As she moves her hands cautiously through discarded cans and half-eaten pizza slices, other racegoers throw rubbish in on top, oblivious to her plight.
Then a young female punter leans over and spits in the bin.
A man in his 20s is carrying four open cans of race-sponsoring Furphy. One can is knocked out of his hands and falls, almost in slow motion, to the ground.
"This c*** just looked at me after he did that," the victim of the accidental shirt-front tells his mates, who comfort him.
There's an unmistakeable and heavy stench of marijuana in the air.
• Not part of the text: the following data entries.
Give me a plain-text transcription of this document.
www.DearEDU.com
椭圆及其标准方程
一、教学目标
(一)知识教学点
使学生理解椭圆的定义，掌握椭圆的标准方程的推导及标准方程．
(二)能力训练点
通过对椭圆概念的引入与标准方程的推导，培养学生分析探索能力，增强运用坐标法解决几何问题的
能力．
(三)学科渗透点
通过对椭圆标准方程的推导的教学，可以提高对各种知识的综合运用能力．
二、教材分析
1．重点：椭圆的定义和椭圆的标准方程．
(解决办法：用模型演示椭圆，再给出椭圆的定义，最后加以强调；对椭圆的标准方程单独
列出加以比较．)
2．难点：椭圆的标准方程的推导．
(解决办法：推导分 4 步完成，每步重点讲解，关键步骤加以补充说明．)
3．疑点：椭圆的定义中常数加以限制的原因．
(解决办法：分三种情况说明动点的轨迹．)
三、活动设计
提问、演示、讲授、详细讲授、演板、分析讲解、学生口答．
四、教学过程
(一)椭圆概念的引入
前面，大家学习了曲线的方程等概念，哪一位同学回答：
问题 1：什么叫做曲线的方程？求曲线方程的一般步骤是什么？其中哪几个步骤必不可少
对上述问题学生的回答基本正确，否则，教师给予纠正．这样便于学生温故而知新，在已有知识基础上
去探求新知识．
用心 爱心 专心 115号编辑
Members of a jazz band sitting down for a break comment to each other how brazen it is to light one up with so many police around. But the police are busy being accosted by heavily intoxicated revellers who ask without success if they can "please get a selfie".
"Was that a nipple?" a young woman asks her friend. There's every chance it was but we'll never know for sure.
An older woman is genuinely trying to eat one of the yellow roses that adorn the fence-line near the track.
I'm being ashed on by a smoker who doesn't appear to realise I'm here writing this story and that's not even the most offensive thing about today.
That honour falls to the guy in the awful-fitting suit jacket who watched an ambulance load up a patient and mused: "Another one bites the dust."
Zero out of his 10 friends laughed.
But while some were coming down hard after a day of drinking, others were on the way up.
A Sydney woman told me she wished she'd "smuggled in a flask" but instead only "smuggled in a bag of coke".